Nel 2008 il CdA del Monte vendette immobili alla Sansedoni-Lehman
di Red
SIENA. La necessità di fare cassa per cercare di coprire il buco finanziario gigantesco provocato dall’acquisto di Antonveneta fu alla base, problabilmente, del tentativo di racimolare spiccioli fondamentali per far quadrare i bilanci, all’allora tandem Mussari & Vigni.
Il 4 luglio 2008 un comunicato congiunto a firma Sansedoni Spa e Lehmann Brothers (che di lì a poco sarebbe fallita, come tutti ben sanno) comunicò al mondo che le due società si erano aggiudicate il 100% di VIM Valorizzazioni Immobiliari, società fino ad allora controllata dal MPS che possedeva un patrimonio di 188 unità immobiliari, dal valore complessivo di allora 100 milioni di euro. L’obiettivo della joint venture sarebbe stato quello di valorizzare e procedere ad una vendita frazionata del patrimonio “nel breve e medio termine”.
Ora questa società si trova nella stessa situazione della speculazione Casal Boccone di Roma, dove l’aver rilevato un progetto immobiliare da Ligresti, per recuperare finanziamenti concessi a un ex-grande del mattone nazionale, si è trasformato in un boomerang di perdite finanziarie e di contestazioni della popolazione locale. Con l’arrivo del nuovo sindaco in primavera, chiunque vinca le elezioni comunali a Roma, è certo che la società non otterrà mai i permessi a costruire: il prezzo che i candidati a sindaco dovranno pagare ai cittadini romani che non ne possono più di cementificazione.
Ma senza aspettare il domani, la Vim risulta essere in perdita da sempre, con necessità di ricapitalizzazione, e per di più indebitata fortemente con MPS Capital, una delle società del Monte. Capital ha in pegno il 100% del capitale sociale di Vim, e nel probabile caso di insolvenza dovrebbe rivalersi sui soci dell’immobiliare, cioè Fondazione MPS e Monte stesso. Una serie di atti giudiziari che cammineranno tra La Lizza e Banchi di Sotto per certificare il nulla e i crediti inesigibili infragruppo: ma le ispezioni della Banca d’Italia come mai non vedevano nulla? Possibile che l’utile del trimestre in MPS si facesse con simili operazioni farlocche e la creazione di debiti senza garanzie reali e Draghi non si accorgesse di nulla?
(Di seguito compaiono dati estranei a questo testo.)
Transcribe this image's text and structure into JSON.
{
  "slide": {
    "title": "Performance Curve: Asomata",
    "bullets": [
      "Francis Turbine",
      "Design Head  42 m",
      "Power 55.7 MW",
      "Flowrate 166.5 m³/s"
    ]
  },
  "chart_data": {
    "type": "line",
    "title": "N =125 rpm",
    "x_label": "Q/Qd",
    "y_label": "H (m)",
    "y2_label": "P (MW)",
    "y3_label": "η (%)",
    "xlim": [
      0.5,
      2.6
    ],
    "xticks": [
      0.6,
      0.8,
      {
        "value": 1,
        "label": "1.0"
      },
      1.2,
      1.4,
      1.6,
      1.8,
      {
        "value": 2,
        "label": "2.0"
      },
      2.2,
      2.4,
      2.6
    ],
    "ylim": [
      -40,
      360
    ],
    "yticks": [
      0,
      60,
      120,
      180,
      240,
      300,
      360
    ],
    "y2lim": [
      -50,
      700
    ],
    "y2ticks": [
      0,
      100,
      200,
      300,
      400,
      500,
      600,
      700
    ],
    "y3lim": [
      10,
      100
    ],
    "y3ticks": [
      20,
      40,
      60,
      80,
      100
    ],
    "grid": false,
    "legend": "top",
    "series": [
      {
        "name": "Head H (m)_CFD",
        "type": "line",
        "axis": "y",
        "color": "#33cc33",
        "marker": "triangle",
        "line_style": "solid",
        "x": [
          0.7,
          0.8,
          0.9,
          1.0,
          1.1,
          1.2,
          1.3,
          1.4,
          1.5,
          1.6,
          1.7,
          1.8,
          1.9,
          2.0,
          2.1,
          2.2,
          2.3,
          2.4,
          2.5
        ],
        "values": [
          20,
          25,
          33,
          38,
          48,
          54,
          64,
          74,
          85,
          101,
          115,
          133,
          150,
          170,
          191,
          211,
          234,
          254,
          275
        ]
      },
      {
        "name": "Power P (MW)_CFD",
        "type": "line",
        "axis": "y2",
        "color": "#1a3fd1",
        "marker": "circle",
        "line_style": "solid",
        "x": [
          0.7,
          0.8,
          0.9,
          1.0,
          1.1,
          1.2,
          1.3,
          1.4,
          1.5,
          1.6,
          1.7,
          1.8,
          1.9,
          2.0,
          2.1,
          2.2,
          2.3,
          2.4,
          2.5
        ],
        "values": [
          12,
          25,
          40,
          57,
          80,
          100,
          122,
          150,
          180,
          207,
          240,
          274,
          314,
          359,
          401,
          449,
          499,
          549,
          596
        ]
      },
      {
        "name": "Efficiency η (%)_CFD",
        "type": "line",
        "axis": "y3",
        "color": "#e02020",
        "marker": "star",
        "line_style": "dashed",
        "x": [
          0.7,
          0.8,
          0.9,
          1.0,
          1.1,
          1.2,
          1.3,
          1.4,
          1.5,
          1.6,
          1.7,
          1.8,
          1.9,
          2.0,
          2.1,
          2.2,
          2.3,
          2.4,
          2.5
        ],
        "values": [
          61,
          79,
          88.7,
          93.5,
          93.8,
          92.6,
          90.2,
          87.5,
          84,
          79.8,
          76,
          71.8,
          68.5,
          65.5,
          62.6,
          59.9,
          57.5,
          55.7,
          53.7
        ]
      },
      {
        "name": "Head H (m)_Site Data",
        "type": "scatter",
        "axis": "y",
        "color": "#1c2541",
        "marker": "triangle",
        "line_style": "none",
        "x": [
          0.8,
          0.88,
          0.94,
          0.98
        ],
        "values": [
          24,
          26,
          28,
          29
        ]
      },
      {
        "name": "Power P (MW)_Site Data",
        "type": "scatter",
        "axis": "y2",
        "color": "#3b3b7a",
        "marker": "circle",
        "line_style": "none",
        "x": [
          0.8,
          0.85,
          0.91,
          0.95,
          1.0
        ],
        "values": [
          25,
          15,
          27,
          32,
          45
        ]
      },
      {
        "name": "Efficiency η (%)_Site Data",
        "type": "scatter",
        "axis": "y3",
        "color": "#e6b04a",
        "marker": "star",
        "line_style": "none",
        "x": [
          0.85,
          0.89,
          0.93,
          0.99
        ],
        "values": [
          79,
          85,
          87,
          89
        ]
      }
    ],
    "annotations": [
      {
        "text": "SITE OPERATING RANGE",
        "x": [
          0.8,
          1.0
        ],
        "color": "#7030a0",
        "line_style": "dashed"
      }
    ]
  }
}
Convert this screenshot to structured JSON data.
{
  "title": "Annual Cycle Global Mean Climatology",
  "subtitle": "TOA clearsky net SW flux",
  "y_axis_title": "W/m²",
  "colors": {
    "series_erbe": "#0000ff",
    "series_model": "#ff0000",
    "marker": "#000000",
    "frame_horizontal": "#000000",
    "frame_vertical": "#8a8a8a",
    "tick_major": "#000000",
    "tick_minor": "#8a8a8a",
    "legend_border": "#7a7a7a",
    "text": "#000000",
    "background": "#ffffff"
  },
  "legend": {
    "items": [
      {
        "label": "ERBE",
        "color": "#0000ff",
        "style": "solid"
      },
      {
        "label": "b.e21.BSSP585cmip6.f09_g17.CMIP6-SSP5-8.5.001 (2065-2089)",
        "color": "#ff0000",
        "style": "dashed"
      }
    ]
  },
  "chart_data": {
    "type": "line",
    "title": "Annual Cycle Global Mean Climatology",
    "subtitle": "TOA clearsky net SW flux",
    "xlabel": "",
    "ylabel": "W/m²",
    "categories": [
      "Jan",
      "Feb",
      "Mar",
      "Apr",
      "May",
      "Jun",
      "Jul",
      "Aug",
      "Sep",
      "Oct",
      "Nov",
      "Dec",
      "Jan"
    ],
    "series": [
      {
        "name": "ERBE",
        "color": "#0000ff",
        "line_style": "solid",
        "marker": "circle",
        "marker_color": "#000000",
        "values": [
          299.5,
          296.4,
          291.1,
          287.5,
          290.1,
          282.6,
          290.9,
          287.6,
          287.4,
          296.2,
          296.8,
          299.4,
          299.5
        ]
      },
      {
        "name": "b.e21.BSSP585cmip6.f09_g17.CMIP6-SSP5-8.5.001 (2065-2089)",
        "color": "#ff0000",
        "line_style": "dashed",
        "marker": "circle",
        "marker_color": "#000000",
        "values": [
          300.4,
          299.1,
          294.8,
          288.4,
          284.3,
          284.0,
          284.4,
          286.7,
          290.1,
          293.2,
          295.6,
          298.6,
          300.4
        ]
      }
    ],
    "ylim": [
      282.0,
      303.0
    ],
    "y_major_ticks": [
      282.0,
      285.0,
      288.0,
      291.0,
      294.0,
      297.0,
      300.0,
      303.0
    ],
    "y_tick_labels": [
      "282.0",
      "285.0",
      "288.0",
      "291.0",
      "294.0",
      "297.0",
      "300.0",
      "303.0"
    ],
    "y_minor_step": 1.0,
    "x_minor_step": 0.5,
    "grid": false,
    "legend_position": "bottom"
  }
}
Sansedoni Spa fa capo alla Fondazione MPS: Mancini sapeva, non sapeva oppure faceva sistema? Anche perché ogni giorno che passa di certe scelte discutibili, quantomeno, ne escono fuori di nuove, al punto che si ipotizza che fosse un fatto sistemico che abbia contribuito a provocare il dissesto del gruppo. La banca che vendeva le case a se stessa chiudendo un buco di bilancio con l’apertura di un credito inesigibile perché il debitore era se stessa (e un socio sfortunato prossimo al fallimento) diventerà, probabilmente, un caso da manuale di fantafinanza. Naturalmente, l’altro socio non è capiente. La Lehman Brothers entrò in Joint Venture con Sansedoni Spa attraverso la sua consociata lussemburghese, che risulta avere la procedura fallimentare ancora aperta presso il Tribunale di Lussemburgo.